For the first time in four months, Saudi Aramco has slashed prices of October crude oil exports for European and Asian buyers just a day after OPEC+ symbolically cut output for that same month by 100,000 bpd on global demand concerns.
Aramco cut prices of its Arab Light crude benchmark to Asia by $3.95 per barrel, and to European buyers by $2 a barrel, while prices for U.S. buyers saw no change, with the exception of heavier and lighter variants that will see a $0.50 per barrel increase, the Wall Street Journal reported.
The price cuts come after record high prices in September for Arab Light, which reached $9.80 over the Oman/Dubai average per barrel, while Arab Extra Light sold for $10.95 over per barrel that same month. With the price cuts, Asian buyers for October will pay $5.85 per barrel above the Oman/Dubai benchmark.
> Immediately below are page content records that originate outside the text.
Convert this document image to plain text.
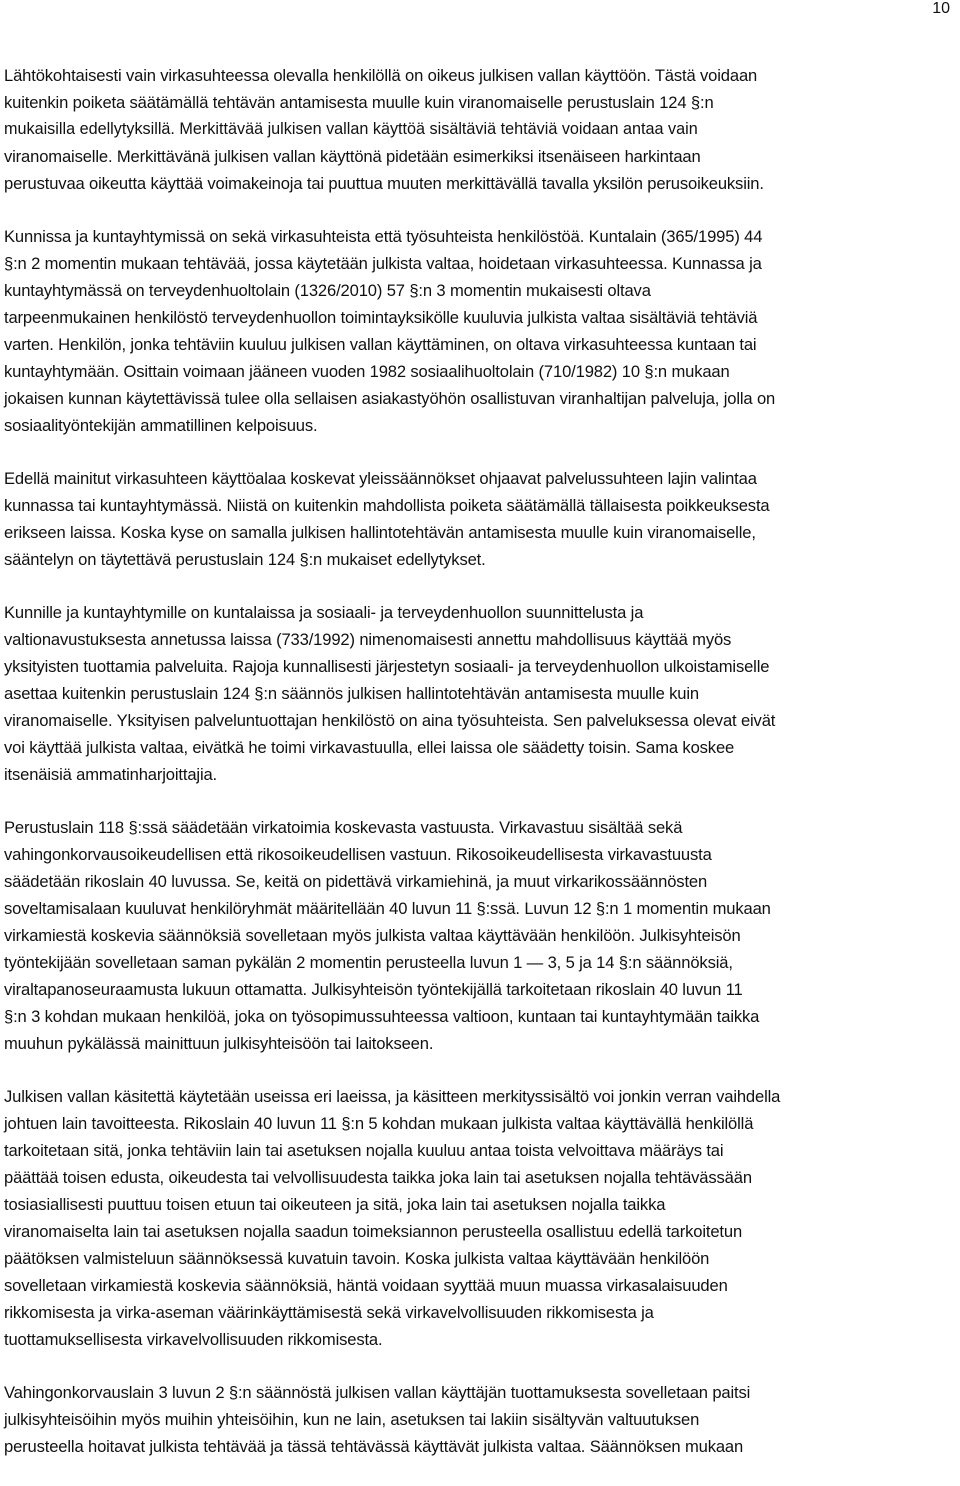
10

Lähtökohtaisesti vain virkasuhteessa olevalla henkilöllä on oikeus julkisen vallan käyttöön. Tästä voidaan
kuitenkin poiketa säätämällä tehtävän antamisesta muulle kuin viranomaiselle perustuslain 124 §:n
mukaisilla edellytyksillä. Merkittävää julkisen vallan käyttöä sisältäviä tehtäviä voidaan antaa vain
viranomaiselle. Merkittävänä julkisen vallan käyttönä pidetään esimerkiksi itsenäiseen harkintaan
perustuvaa oikeutta käyttää voimakeinoja tai puuttua muuten merkittävällä tavalla yksilön perusoikeuksiin.

Kunnissa ja kuntayhtymissä on sekä virkasuhteista että työsuhteista henkilöstöä. Kuntalain (365/1995) 44
§:n 2 momentin mukaan tehtävää, jossa käytetään julkista valtaa, hoidetaan virkasuhteessa. Kunnassa ja
kuntayhtymässä on terveydenhuoltolain (1326/2010) 57 §:n 3 momentin mukaisesti oltava
tarpeenmukainen henkilöstö terveydenhuollon toimintayksikölle kuuluvia julkista valtaa sisältäviä tehtäviä
varten. Henkilön, jonka tehtäviin kuuluu julkisen vallan käyttäminen, on oltava virkasuhteessa kuntaan tai
kuntayhtymään. Osittain voimaan jääneen vuoden 1982 sosiaalihuoltolain (710/1982) 10 §:n mukaan
jokaisen kunnan käytettävissä tulee olla sellaisen asiakastyöhön osallistuvan viranhaltijan palveluja, jolla on
sosiaalityöntekijän ammatillinen kelpoisuus.

Edellä mainitut virkasuhteen käyttöalaa koskevat yleissäännökset ohjaavat palvelussuhteen lajin valintaa
kunnassa tai kuntayhtymässä. Niistä on kuitenkin mahdollista poiketa säätämällä tällaisesta poikkeuksesta
erikseen laissa. Koska kyse on samalla julkisen hallintotehtävän antamisesta muulle kuin viranomaiselle,
sääntelyn on täytettävä perustuslain 124 §:n mukaiset edellytykset.

Kunnille ja kuntayhtymille on kuntalaissa ja sosiaali- ja terveydenhuollon suunnittelusta ja
valtionavustuksesta annetussa laissa (733/1992) nimenomaisesti annettu mahdollisuus käyttää myös
yksityisten tuottamia palveluita. Rajoja kunnallisesti järjestetyn sosiaali- ja terveydenhuollon ulkoistamiselle
asettaa kuitenkin perustuslain 124 §:n säännös julkisen hallintotehtävän antamisesta muulle kuin
viranomaiselle. Yksityisen palveluntuottajan henkilöstö on aina työsuhteista. Sen palveluksessa olevat eivät
voi käyttää julkista valtaa, eivätkä he toimi virkavastuulla, ellei laissa ole säädetty toisin. Sama koskee
itsenäisiä ammatinharjoittajia.

Perustuslain 118 §:ssä säädetään virkatoimia koskevasta vastuusta. Virkavastuu sisältää sekä
vahingonkorvausoikeudellisen että rikosoikeudellisen vastuun. Rikosoikeudellisesta virkavastuusta
säädetään rikoslain 40 luvussa. Se, keitä on pidettävä virkamiehinä, ja muut virkarikossäännösten
soveltamisalaan kuuluvat henkilöryhmät määritellään 40 luvun 11 §:ssä. Luvun 12 §:n 1 momentin mukaan
virkamiestä koskevia säännöksiä sovelletaan myös julkista valtaa käyttävään henkilöön. Julkisyhteisön
työntekijään sovelletaan saman pykälän 2 momentin perusteella luvun 1 — 3, 5 ja 14 §:n säännöksiä,
viraltapanoseuraamusta lukuun ottamatta. Julkisyhteisön työntekijällä tarkoitetaan rikoslain 40 luvun 11
§:n 3 kohdan mukaan henkilöä, joka on työsopimussuhteessa valtioon, kuntaan tai kuntayhtymään taikka
muuhun pykälässä mainittuun julkisyhteisöön tai laitokseen.

Julkisen vallan käsitettä käytetään useissa eri laeissa, ja käsitteen merkityssisältö voi jonkin verran vaihdella
johtuen lain tavoitteesta. Rikoslain 40 luvun 11 §:n 5 kohdan mukaan julkista valtaa käyttävällä henkilöllä
tarkoitetaan sitä, jonka tehtäviin lain tai asetuksen nojalla kuuluu antaa toista velvoittava määräys tai
päättää toisen edusta, oikeudesta tai velvollisuudesta taikka joka lain tai asetuksen nojalla tehtävässään
tosiasiallisesti puuttuu toisen etuun tai oikeuteen ja sitä, joka lain tai asetuksen nojalla taikka
viranomaiselta lain tai asetuksen nojalla saadun toimeksiannon perusteella osallistuu edellä tarkoitetun
päätöksen valmisteluun säännöksessä kuvatuin tavoin. Koska julkista valtaa käyttävään henkilöön
sovelletaan virkamiestä koskevia säännöksiä, häntä voidaan syyttää muun muassa virkasalaisuuden
rikkomisesta ja virka-aseman väärinkäyttämisestä sekä virkavelvollisuuden rikkomisesta ja
tuottamuksellisesta virkavelvollisuuden rikkomisesta.

Vahingonkorvauslain 3 luvun 2 §:n säännöstä julkisen vallan käyttäjän tuottamuksesta sovelletaan paitsi
julkisyhteisöihin myös muihin yhteisöihin, kun ne lain, asetuksen tai lakiin sisältyvän valtuutuksen
perusteella hoitavat julkista tehtävää ja tässä tehtävässä käyttävät julkista valtaa. Säännöksen mukaan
On Monday, OPEC+ endorsed a decision to cut the collective oil production target by 100,000 barrels per day (bpd) for October, despite Russia reportedly resisting such a move. The decision means returning targeted production levels to the August quotas.
The OPEC+ decision is largely symbolic for markets, sending a message that the cartel is ready to meet at any time and decide on any cuts it deems appropriate to “stabilize” oil prices.
The price cut also comes shortly after Moscow announced it would increase shipments of oil to Asia in response to the G7’s plan to implement a price cap on Russian oil beginning on December 5th, when the European Union ban on Russian seaborne oil goes into effect. The price cap would remain in place for two months.
Russia has already been redirecting crude oil from Europe to Asia since the U.S. and UK banned imports of Russian crude and fuels following the invasion of Ukraine.